We're aware that in other countries, and other cities, volunteers (we're not aware of any Italian equivalent of this word) will now and then organize to clean up a neighborhood, a street, or a stream bed; or merchants or condominum owners will take action to insure that the sidewalks where they work and live are washed and swept. Fortunately, no such bizarre ideas have taken root in the Roman mind. Borrowing from the thoughtful, socially advanced, residents of the state of New Hampshire, we can only add, "Live Free or Die!"

Yes, despite our best efforts, we've failed. To be sure, Rome has easily defeated such priggish cities as London and Genoa, where they use machines to sweep the streets and--you won't believe this--lawnmowers in the parks. Beneath contempt. And we have overcome the odds to finish ahead of Palermo and Naples, where the garbage is never picked up, as well as New Delhi, Mexico City, and Chernobyl. But second to Athens? Humiliating!

Cosa c'e' da fare? What's to be done? How can we get over the hump, or "over the dump" (ha, ha). It's a tough order, because Athens is no slouch at filth, and we can imagine our Greek counterparts hard at work hatching new ways to make their city dirtier.

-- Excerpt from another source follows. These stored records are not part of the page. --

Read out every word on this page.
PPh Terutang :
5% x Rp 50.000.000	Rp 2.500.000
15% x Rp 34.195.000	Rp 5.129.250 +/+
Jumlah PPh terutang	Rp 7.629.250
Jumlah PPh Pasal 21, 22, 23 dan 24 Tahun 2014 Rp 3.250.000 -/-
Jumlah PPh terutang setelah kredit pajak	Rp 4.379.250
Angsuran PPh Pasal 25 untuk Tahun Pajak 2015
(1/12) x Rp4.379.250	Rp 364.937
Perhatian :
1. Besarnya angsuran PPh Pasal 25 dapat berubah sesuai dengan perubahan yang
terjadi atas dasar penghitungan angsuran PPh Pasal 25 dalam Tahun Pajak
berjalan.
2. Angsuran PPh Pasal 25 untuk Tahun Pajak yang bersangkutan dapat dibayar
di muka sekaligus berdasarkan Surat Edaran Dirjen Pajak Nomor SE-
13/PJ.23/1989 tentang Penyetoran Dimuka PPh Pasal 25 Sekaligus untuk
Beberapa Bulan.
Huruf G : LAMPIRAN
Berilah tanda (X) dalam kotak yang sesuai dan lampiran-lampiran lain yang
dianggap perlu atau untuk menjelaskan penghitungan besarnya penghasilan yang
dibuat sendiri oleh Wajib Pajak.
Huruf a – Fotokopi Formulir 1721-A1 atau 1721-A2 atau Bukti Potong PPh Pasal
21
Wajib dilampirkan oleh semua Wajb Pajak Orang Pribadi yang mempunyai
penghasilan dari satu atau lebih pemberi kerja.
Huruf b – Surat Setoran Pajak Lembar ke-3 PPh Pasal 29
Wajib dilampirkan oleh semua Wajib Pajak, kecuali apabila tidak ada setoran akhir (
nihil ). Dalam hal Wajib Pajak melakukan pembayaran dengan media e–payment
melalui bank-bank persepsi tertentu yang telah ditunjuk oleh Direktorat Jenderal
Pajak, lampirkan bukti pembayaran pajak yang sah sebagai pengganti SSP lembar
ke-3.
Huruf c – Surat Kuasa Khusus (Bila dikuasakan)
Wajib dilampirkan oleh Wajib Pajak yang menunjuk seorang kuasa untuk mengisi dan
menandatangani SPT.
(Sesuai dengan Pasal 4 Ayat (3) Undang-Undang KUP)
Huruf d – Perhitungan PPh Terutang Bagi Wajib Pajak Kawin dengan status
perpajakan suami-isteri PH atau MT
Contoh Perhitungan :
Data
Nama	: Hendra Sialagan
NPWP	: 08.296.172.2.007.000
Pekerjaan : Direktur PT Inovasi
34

Still, we have one suggestion that can't help but intrigue our readers, and that may just do the trick: bring back public urination. The great advantage, need we say, would be to add a new level of odor to the city--a pungent reminder, for the history buffs, of Rome's medieval period. Yes, this solution might result in the elimination of restrooms, public and private, and with them, no doubt, would go some of the "points" the city earned in the recent competition for "most disgusting and nauseating toilets"--a strong point in our application. But the city's 20 million tourists would be grateful that they could now pee anywhere; they'd be sure to come back, again and again, just to experience the return of this delightful custom.
Bill

Friday, April 24, 2009

NIMBY, Italian version

We were surprised to learn in this morning's La Repubblica that the American anagram NIMBY (Not In My Back Yard) is in use in Italy, where NIMBY refers to efforts by local groups to keep refuse facilities, electrical centers, and other, similarly unattractive, projects out of their communities and neighborhoods. Indeed, the strength of such efforts has the government considering an "anti-NIMBY" law.

The use of NIMBY is a curious one, because Italians, being mostly apartment dwellers, don't really have back yards. What they do have, especially in big cities such as Rome, is interior courtyards--know as "cortili"--for their apartment houses. Hence the Italian translation for "not in my back yard" is "non nel mio cortile"--not in my courtyard.